Friday, November 16, 2007

When Father Was Away on Business

Otac na službenom putu; drama, Bosnia and Herzegovina, 1985; D: Emir Kusturica, S: Moreno De Bartolli, Miki Manojlović, Mirjana Karanović, Mira Furlan, Mustafa Nadarević, Pavle Vujisić

Sarajevo, 1 9 5 0s, during the Tito-Stalin split. Malik is a 6-year old boy who lives a normal life and often says Communist phrases like: "I would rather be Russian shit than an American cake". His father is Meša, an official in the Ministry of Employment, while his mother is Sena. When Meša spots a caricature of Stalin in the newspaper and announces they exaggerated, he gets overheard by his ex-girlfriend Ankica who tells everything to her husband Zijo, who works for the Yugoslav government. Malik, after observing family circumcision, witnesses how his father gets forced into a heavy coal mine labor due to political reasons. When he finally returns, the family goes with him to Zvornik. They finally return to Sarajevo where Ankica and Zijo show remorse.

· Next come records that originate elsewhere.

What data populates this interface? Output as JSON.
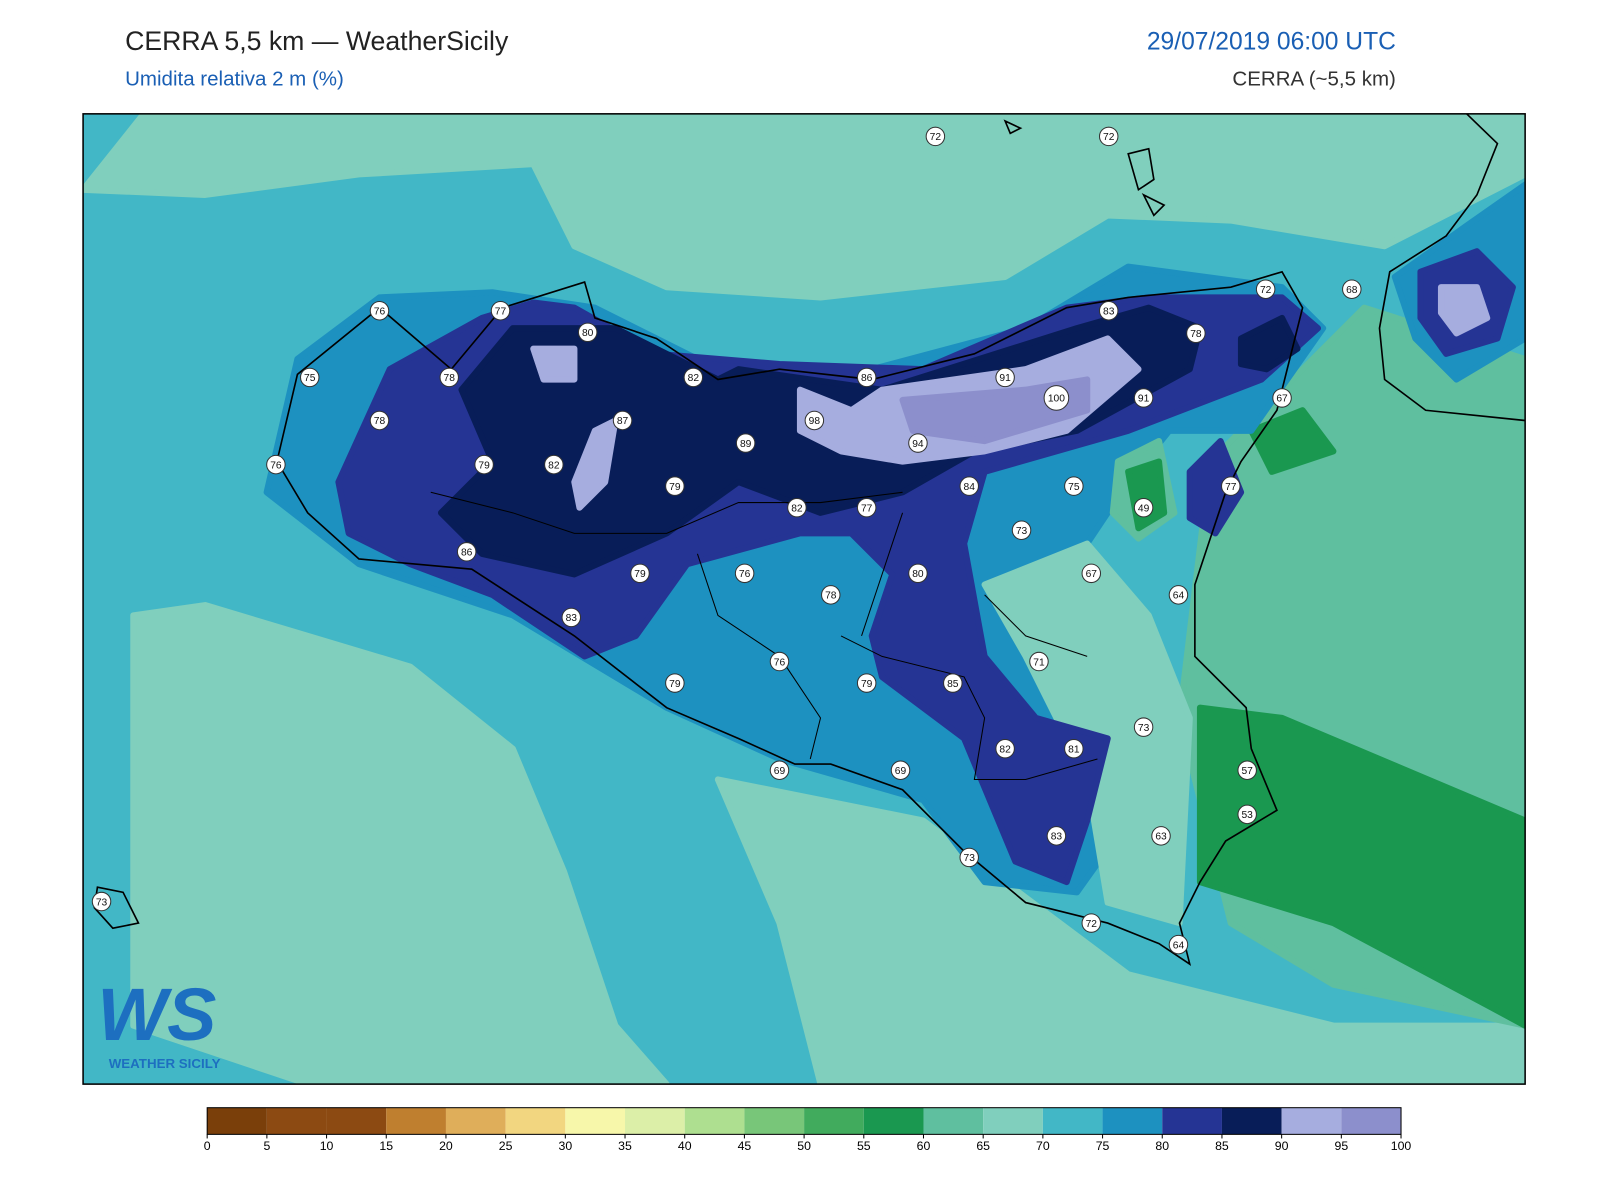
{
  "header": {
    "title": "CERRA 5,5 km — WeatherSicily",
    "subtitle": "Umidita relativa 2 m (%)",
    "date": "29/07/2019 06:00 UTC",
    "model": "CERRA (~5,5 km)"
  },
  "map": {
    "stations": [
      72,
      72,
      76,
      77,
      80,
      72,
      68,
      83,
      78,
      75,
      78,
      82,
      86,
      91,
      100,
      91,
      67,
      78,
      87,
      98,
      89,
      94,
      76,
      79,
      82,
      79,
      84,
      75,
      77,
      82,
      77,
      49,
      73,
      86,
      79,
      76,
      78,
      80,
      67,
      64,
      83,
      71,
      76,
      79,
      79,
      85,
      73,
      82,
      81,
      69,
      69,
      57,
      53,
      63,
      83,
      73,
      73,
      72,
      64
    ]
  },
  "logo": {
    "mark": "WS",
    "text": "WEATHER SICILY"
  },
  "colorbar": {
    "ticks": [
      0,
      5,
      10,
      15,
      20,
      25,
      30,
      35,
      40,
      45,
      50,
      55,
      60,
      65,
      70,
      75,
      80,
      85,
      90,
      95,
      100
    ],
    "colors": [
      "#7a3f0a",
      "#8c4a12",
      "#8c4a12",
      "#bf7f2f",
      "#dfae5a",
      "#f2d680",
      "#f7f7aa",
      "#dcefa8",
      "#aedf90",
      "#78c679",
      "#41ab5d",
      "#1a9850",
      "#5fbf9f",
      "#80cfbd",
      "#42b7c6",
      "#1d91c0",
      "#253494",
      "#081d58",
      "#a6addf",
      "#8c8fcc"
    ]
  }
}
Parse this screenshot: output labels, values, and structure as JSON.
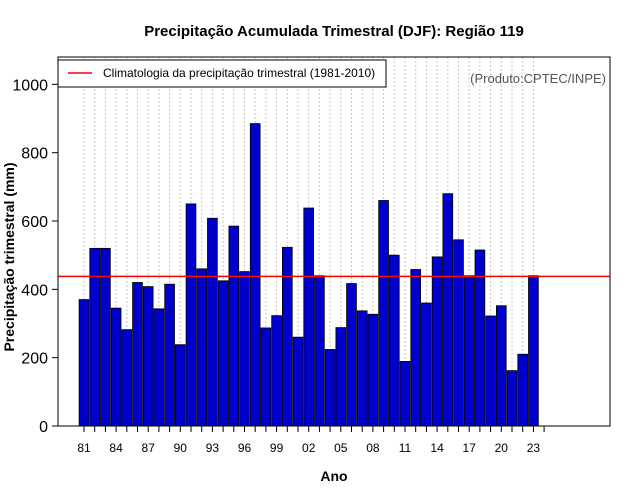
{
  "chart_data": {
    "type": "bar",
    "title": "Precipitação Acumulada Trimestral (DJF): Região 119",
    "xlabel": "Ano",
    "ylabel": "Precipitação trimestral (mm)",
    "ylim": [
      0,
      1080
    ],
    "yticks": [
      "0",
      "200",
      "400",
      "600",
      "800",
      "1000"
    ],
    "x_tick_labels": [
      "81",
      "84",
      "87",
      "90",
      "93",
      "96",
      "99",
      "02",
      "05",
      "08",
      "11",
      "14",
      "17",
      "20",
      "23"
    ],
    "years": [
      1981,
      1982,
      1983,
      1984,
      1985,
      1986,
      1987,
      1988,
      1989,
      1990,
      1991,
      1992,
      1993,
      1994,
      1995,
      1996,
      1997,
      1998,
      1999,
      2000,
      2001,
      2002,
      2003,
      2004,
      2005,
      2006,
      2007,
      2008,
      2009,
      2010,
      2011,
      2012,
      2013,
      2014,
      2015,
      2016,
      2017,
      2018,
      2019,
      2020,
      2021,
      2022,
      2023
    ],
    "values": [
      370,
      520,
      520,
      345,
      282,
      420,
      408,
      343,
      415,
      238,
      650,
      460,
      608,
      425,
      585,
      452,
      885,
      287,
      323,
      523,
      260,
      638,
      440,
      224,
      288,
      417,
      337,
      327,
      660,
      500,
      189,
      458,
      360,
      495,
      680,
      545,
      440,
      515,
      322,
      352,
      162,
      210,
      440
    ],
    "bar_color": "#0000cc",
    "climatology": {
      "label": "Climatologia da precipitação trimestral (1981-2010)",
      "value": 438,
      "color": "#ff0000"
    },
    "legend_position": "top-left",
    "grid": "vertical dotted",
    "source": "(Produto:CPTEC/INPE)"
  }
}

Emir Kusturica's second Golden Palm, the one he won in '95 for "Underground", was much more justified than his first one which he won in 1985 for his quiet political drama "When Father Was away on Business": it is a good film, but with a sustained kind of quality. Its running time of 130 minutes is really overstretched and without a real backup because it doesn't have any ambitions for an epic drama, especially since it exhausts its creativity already after the first hour, thus turning the trip of the protagonists to Zvornik into a boring finale filled with irrelevant, boring scenes and empty pauses. Still, Kustruica's gentle and quiet style neatly creates an interesting story about the events of the 6-year old protagonist Malik, while many children's bizarre, silly phrases have a campy sense of humor, like "Malik, Malik, you look like shit" (in the original, "Malik, Malik, na govno si nalik" it rhymes) or "Joža, Joža, you have a fat skin" (in the original, "Joža, Joža, debela ti koža", it also rhymes), and some details are quirky, like when Ankica wants to hang herself on a toilet, but when she jumps, she just flushes the water, which all add into a good little film with a small shift of the bizarre.